I read so many articles on what to do and how to do it when it comes to blogging and marketing, but my biggest lessons are from my biggest blogging mistakes. I don’t know whether it’s schadenfreude or just a learning method instilled in me, but seeing failure has a tremendous impact on me. I learn from mistakes. For the most part.
My Learning Curve
Here’s the deal, I started a blog way back in 2007. Fashion blogging was picking up, but it wasn’t nearly at the level we’re seeing it right now. I remember reading a post on Susie Lau’s page Style Bubble about an experience of going into a store, trying on an outfit, and the shop owner telling her she can’t take photos in the outfit at the store. Like, man, if only that shop owner knew what blogging would become or the status Susie would reach. That was a major lesson for the store owner.
I had a lesson of my own around that time. I blogged for about a year, and ultimately was just doing it so I could go to more cool fashion events- I know, so professional (it did score me a dance with Lady Gag, though, so totally fruitful). It was fun for me. I posted outfit photos, event photos, invites, and inspiration. It was a legit fashion blog.
Then a company reached out to me. They asked for some ad space, and they would pay me $200 a month for a banner. I didn’t even know how to track stats at that point, or what stats were. I also didn’t know why they were asking me for a banner. Looking back, it all seems obvious.

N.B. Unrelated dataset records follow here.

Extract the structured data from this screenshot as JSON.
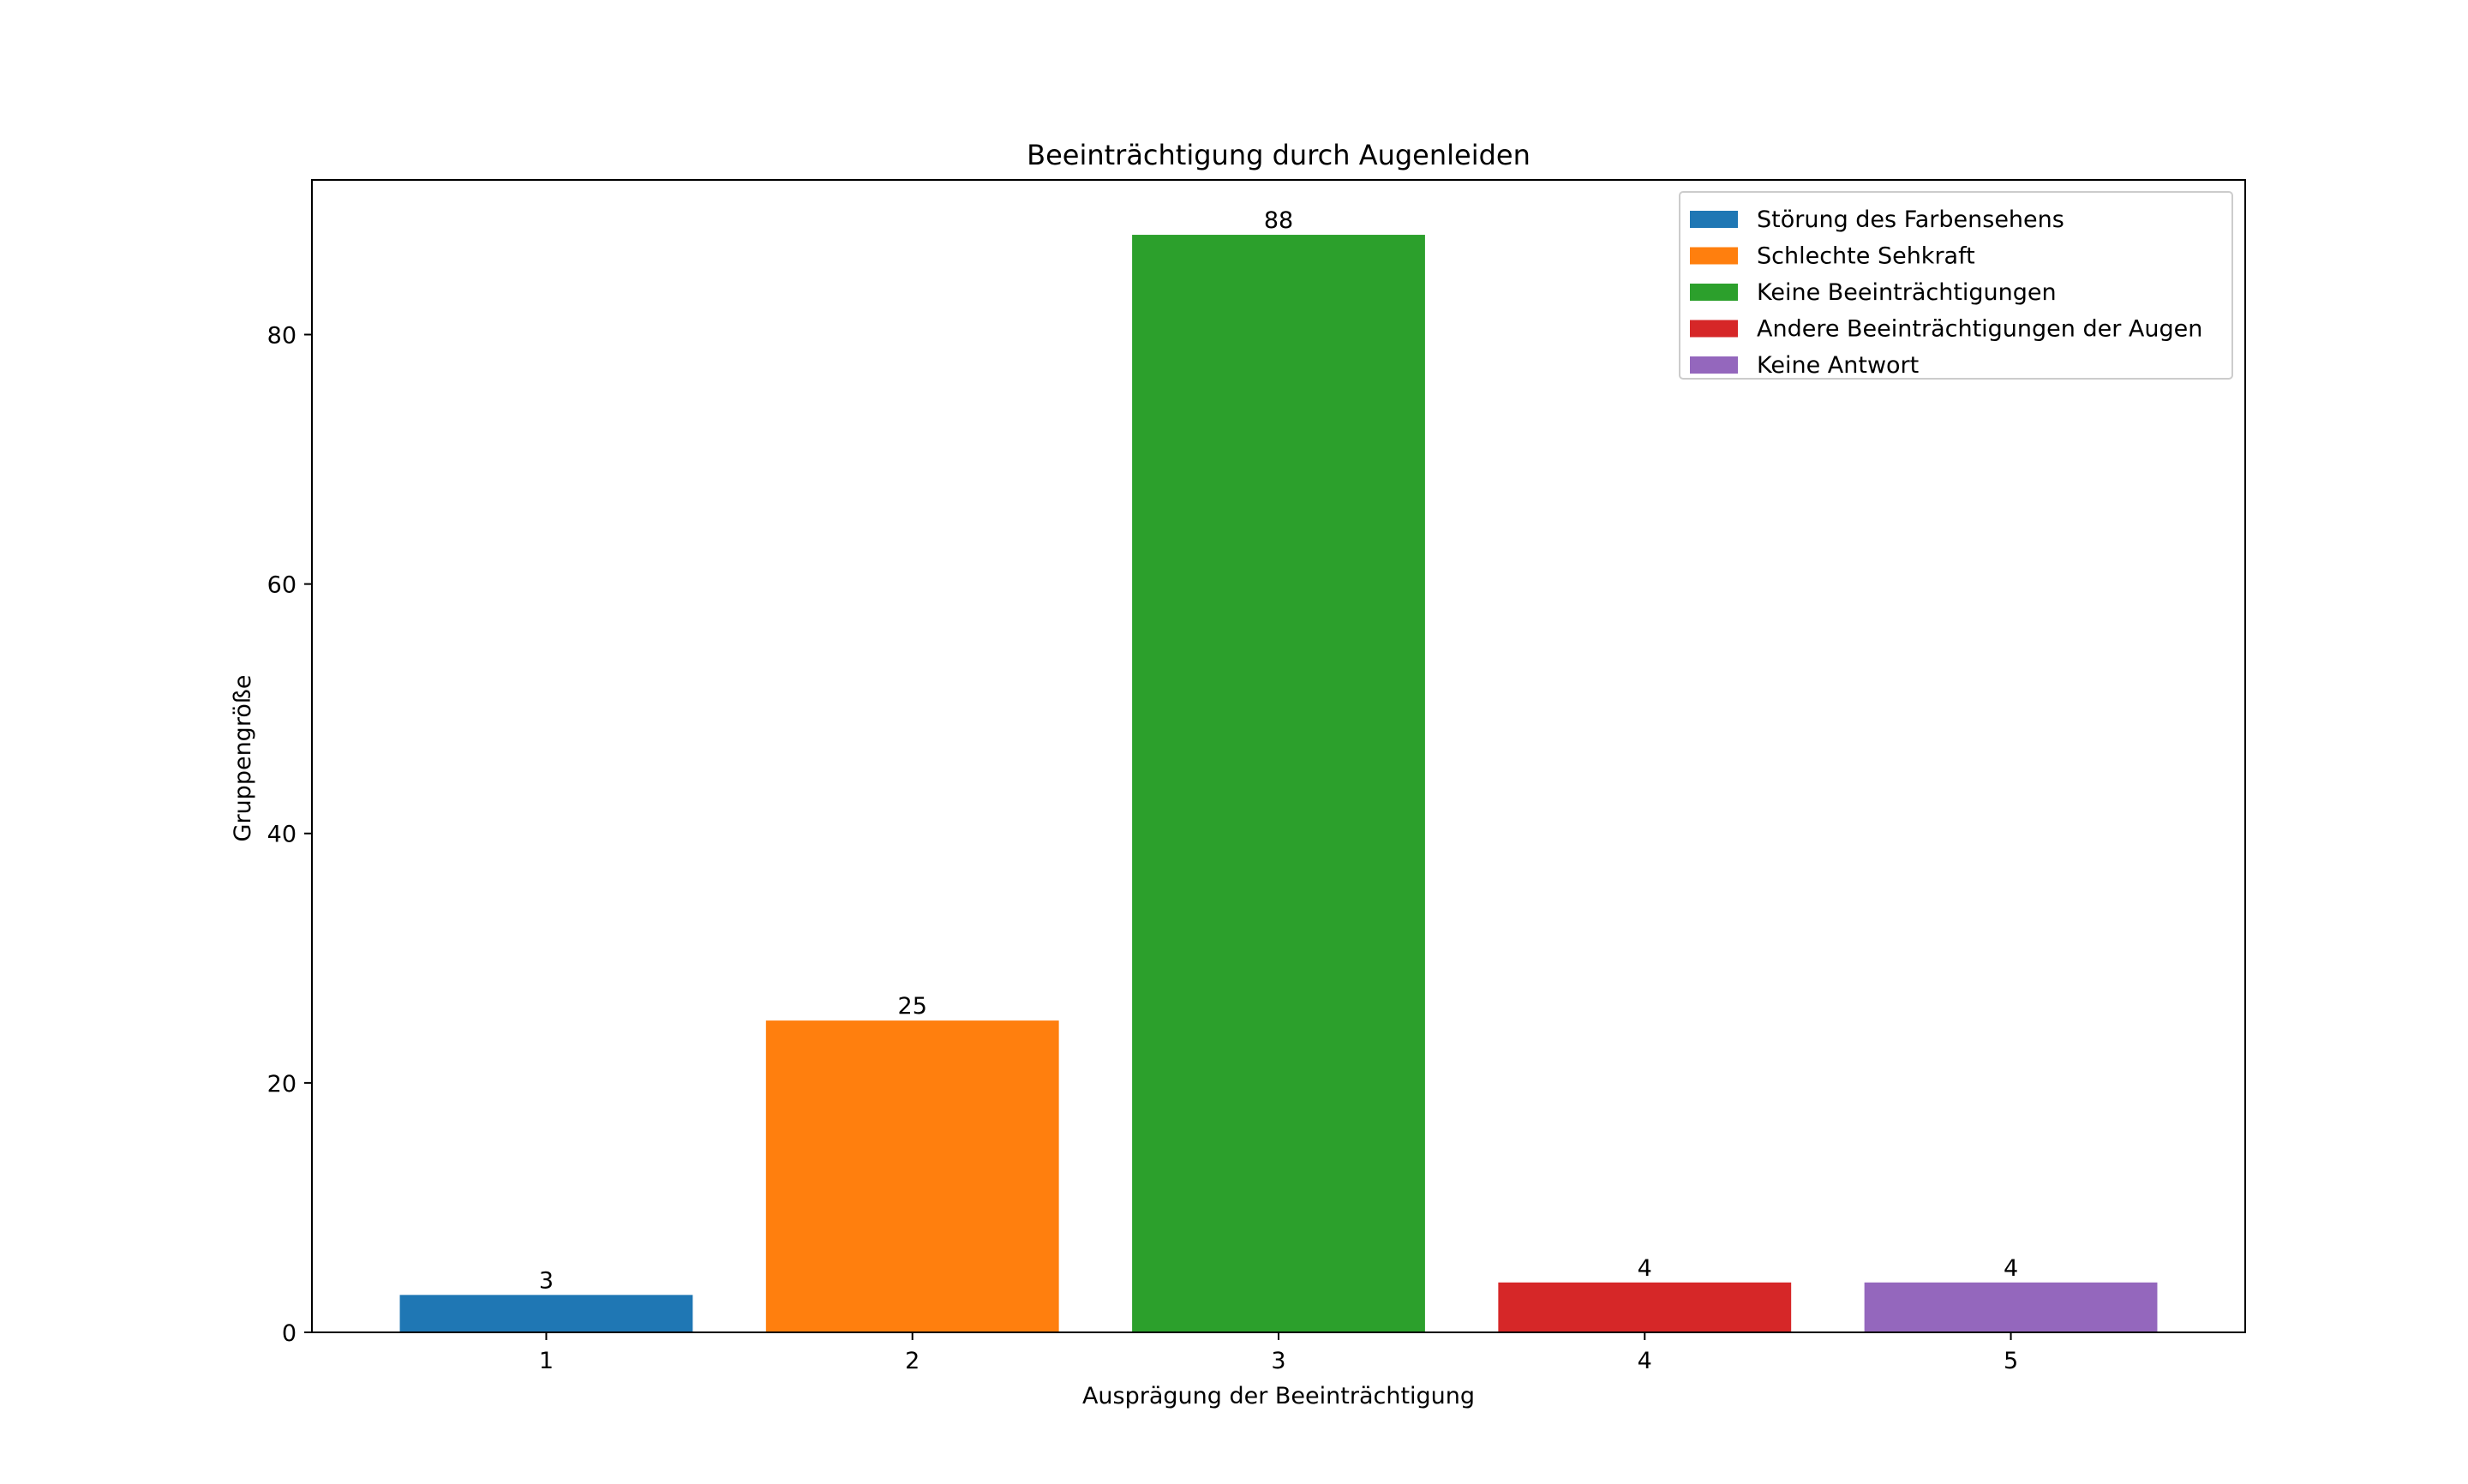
{
  "chart_data": {
    "type": "bar",
    "title": "Beeinträchtigung durch Augenleiden",
    "xlabel": "Ausprägung der Beeinträchtigung",
    "ylabel": "Gruppengröße",
    "categories": [
      "1",
      "2",
      "3",
      "4",
      "5"
    ],
    "x": [
      1,
      2,
      3,
      4,
      5
    ],
    "values": [
      3,
      25,
      88,
      4,
      4
    ],
    "bar_names": [
      "Störung des Farbensehens",
      "Schlechte Sehkraft",
      "Keine Beeinträchtigungen",
      "Andere Beeinträchtigungen der Augen",
      "Keine Antwort"
    ],
    "colors": [
      "#1f77b4",
      "#ff7f0e",
      "#2ca02c",
      "#d62728",
      "#9467bd"
    ],
    "data_labels": [
      "3",
      "25",
      "88",
      "4",
      "4"
    ],
    "ylim": [
      0,
      92.4
    ],
    "xlim": [
      0.36,
      5.64
    ],
    "yticks": [
      0,
      20,
      40,
      60,
      80
    ],
    "ytick_labels": [
      "0",
      "20",
      "40",
      "60",
      "80"
    ],
    "legend_position": "top-right",
    "grid": false
  }
}
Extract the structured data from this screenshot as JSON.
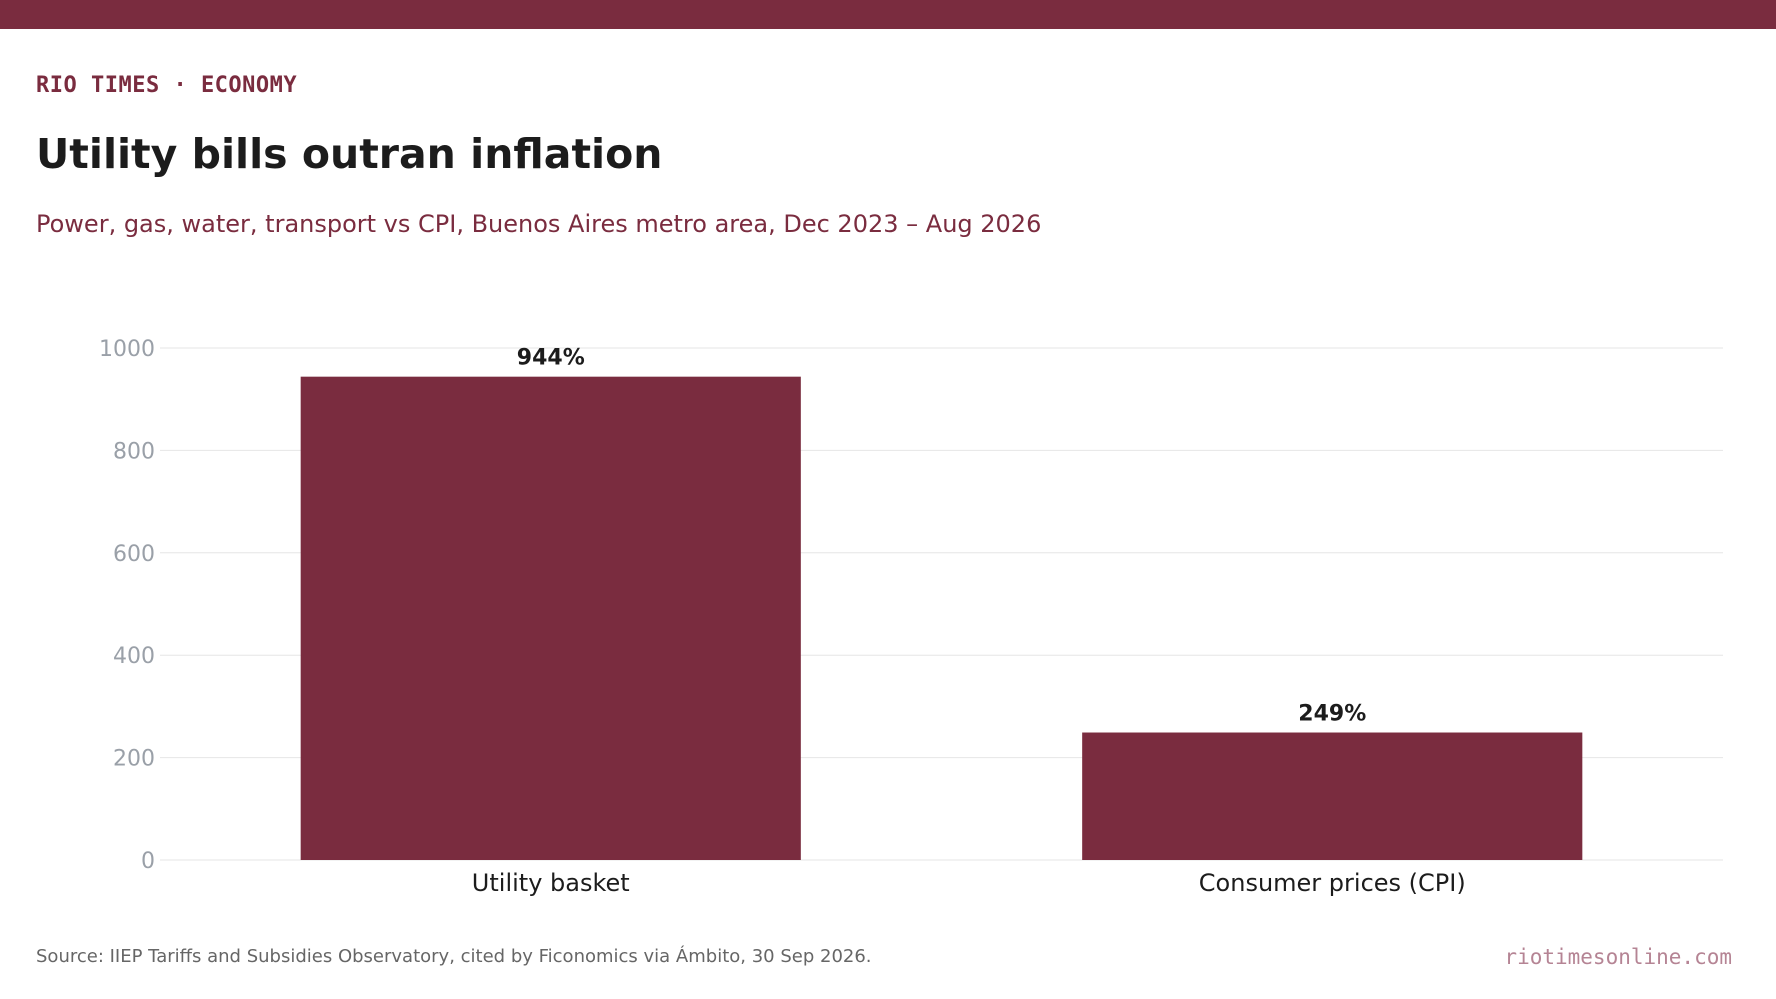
{
  "header": {
    "kicker": "RIO TIMES · ECONOMY",
    "title": "Utility bills outran inflation",
    "subtitle": "Power, gas, water, transport vs CPI, Buenos Aires metro area, Dec 2023 – Aug 2026"
  },
  "footer": {
    "source": "Source: IIEP Tariffs and Subsidies Observatory, cited by Ficonomics via Ámbito, 30 Sep 2026.",
    "brand": "riotimesonline.com"
  },
  "colors": {
    "accent": "#7a2c3f",
    "bar": "#7a2c3f",
    "grid": "#e6e6e6",
    "tick_label": "#9aa0a8",
    "value_label": "#1c1c1c"
  },
  "chart_data": {
    "type": "bar",
    "categories": [
      "Utility basket",
      "Consumer prices (CPI)"
    ],
    "values": [
      944,
      249
    ],
    "data_labels": [
      "944%",
      "249%"
    ],
    "ylim": [
      0,
      1000
    ],
    "yticks": [
      0,
      200,
      400,
      600,
      800,
      1000
    ],
    "grid": true,
    "legend": "none"
  }
}
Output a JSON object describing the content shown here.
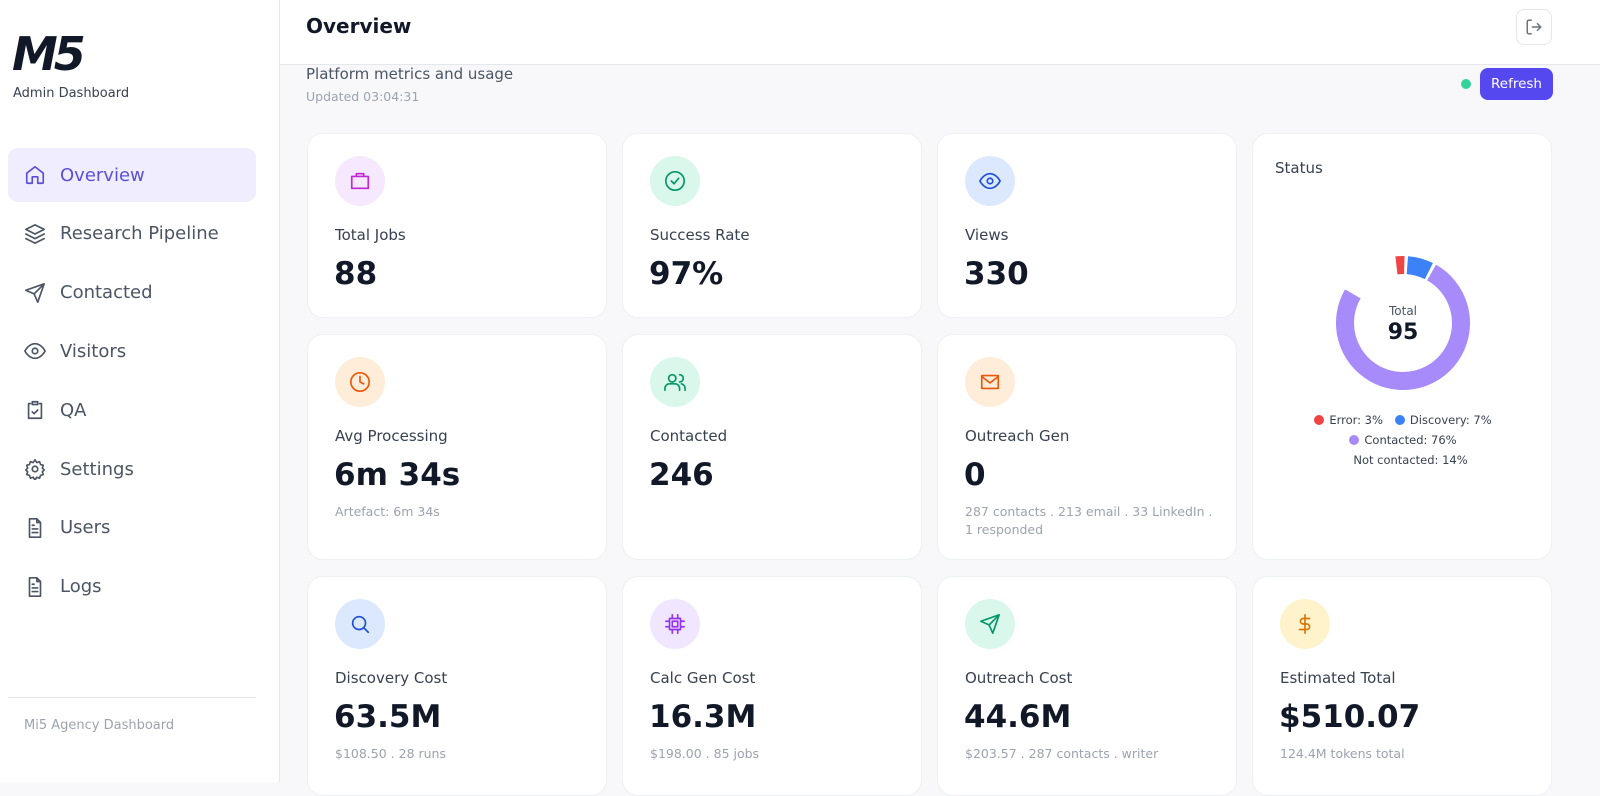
{
  "sidebar": {
    "logo": "M5",
    "subtitle": "Admin Dashboard",
    "nav": [
      "Overview",
      "Research Pipeline",
      "Contacted",
      "Visitors",
      "QA",
      "Settings",
      "Users",
      "Logs"
    ],
    "footer": "Mi5 Agency Dashboard"
  },
  "header": {
    "title": "Overview",
    "subtitle": "Platform metrics and usage",
    "updated": "Updated 03:04:31",
    "refresh": "Refresh"
  },
  "cards": [
    {
      "label": "Total Jobs",
      "value": "88"
    },
    {
      "label": "Success Rate",
      "value": "97%"
    },
    {
      "label": "Views",
      "value": "330"
    },
    {
      "label": "Avg Processing",
      "value": "6m 34s",
      "note": "Artefact: 6m 34s"
    },
    {
      "label": "Contacted",
      "value": "246"
    },
    {
      "label": "Outreach Gen",
      "value": "0",
      "note": "287 contacts . 213 email . 33 LinkedIn . 1 responded"
    },
    {
      "label": "Discovery Cost",
      "value": "63.5M",
      "note": "$108.50 . 28 runs"
    },
    {
      "label": "Calc Gen Cost",
      "value": "16.3M",
      "note": "$198.00 . 85 jobs"
    },
    {
      "label": "Outreach Cost",
      "value": "44.6M",
      "note": "$203.57 . 287 contacts . writer"
    },
    {
      "label": "Estimated Total",
      "value": "$510.07",
      "note": "124.4M tokens total"
    }
  ],
  "chart_data": {
    "type": "pie",
    "title": "Status",
    "center_label": "Total",
    "center_value": "95",
    "categories": [
      "Error",
      "Discovery",
      "Contacted",
      "Not contacted"
    ],
    "values": [
      3,
      7,
      76,
      14
    ],
    "value_labels": [
      "Error: 3%",
      "Discovery: 7%",
      "Contacted: 76%",
      "Not contacted: 14%"
    ],
    "colors": [
      "#ef4444",
      "#3b82f6",
      "#a78bfa",
      "#ffffff"
    ]
  }
}
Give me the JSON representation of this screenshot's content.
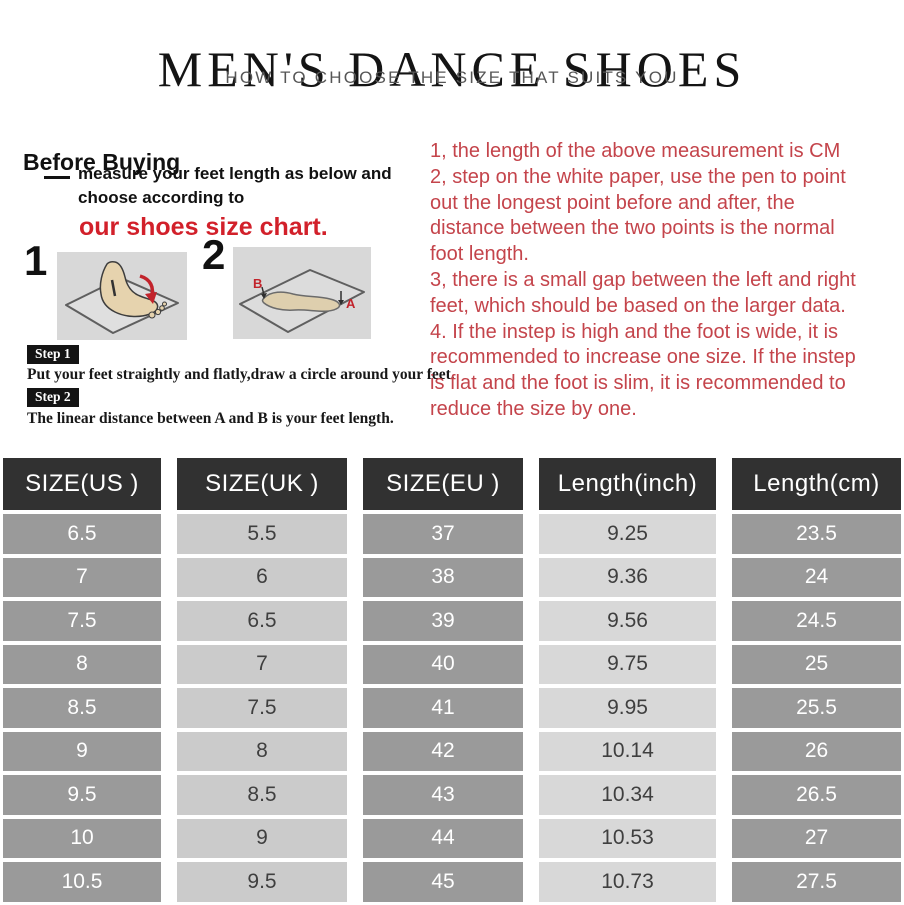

They were an advertiser, and I was the publisher. But, at the moment, when blogging was still that thing that came out of LiveJournal and Xanga, it made absolutely no sense to me.
I ignored them and put my blog on hold to go on with my modeling career. Holy crap is that a big regret! I wish I could go back in time and kick myself for not sticking with the blog. But, I didn’t have the knowledge and understanding of how this new publishing industry works.
So why am I telling you all this? To let you know that you shouldn’t skip out on great opportunities because you might not know how the industry operates behind the scenes. If you subscribe to my newsletter, you know the importance of being savvy with your rates and firm about sponsorship requests. You’re a discerning and educated blogger. I want to give you some of my other biggest blogging mistakes here, so you know what not to ignore in your blogging career.
My 7 Biggest Blogging Mistakes
1. I didn’t use great photographs.
Such a bummer that I didn’t focus on captivating images from the very beginning. I did Google searches and plopped down whatever I thought would fit the article. Since then, I’ve learned to find great stock photos for marketing materials and invested heavily into learning everything about photography. I’m still learning but the improvement from 3 years ago is tremendous!
2. Didn’t focus on building a cohesive brand.
My social media profiles were all over the place when I started! My avatar images were all different and don’t even mention the headers. They were just random photos. As the years went by, I learned how to tie things together, but it wasn’t until recently that I made myself a branding sheet for consistency.
3. Didn’t do any SEO.
I missed out on so much by not researching my keywords and optimizing my articles. Looking back, I don’t even know what the point was of publishing so much if no one was able to find it!
4. Didn’t focus on promotion.
This kind of ties into SEO as well. I have to say; I think this is my BIGGEST lesson. I had it all wrong. My content creation process took up most of my time. What I needed to focus on was promotion, though. Content creation should be AT MOST 20% of your time spent on the blog. The other 80% should be all about promoting your website and posts.
5. Didn’t invest in my website.
Little ol’ me thought that free tools and resources would get me to the top. I was so wrong. Once I started taking courses, reading books and getting (paid) tools that make blogging easier, I started growing. The thing is, free things will only get you so far before you need functionality to continue growing. Prime examples are scheduling and automation tools (you know how much I love CoSchedule). They free up so much time for me to do business development on my blog.
6. Didn’t know my niche.
If you know me, you know my niche rants. If you subscribe to my newsletter, you read all about the importance of having a niche. If you’ve looked through the resource library for subscribers, you’ve most likely seen the niche worksheet. Having a niche is important not only for adequate growth but also for monetization. If you don’t have a niche, you don’t have a dedicated and interested audience, simple as that.
7. Didn’t have any goals.
This one is very recent. I started setting goals a few months ago, and it’s been working out so fabulously that I started a goals series on the blog. Yes, it’s time-consuming analyzing progress and goals, but I ultimately learn what works in my attempts to grow my blog. Everything that doesn’t work I abandon. The strategies that work get more effort put into them.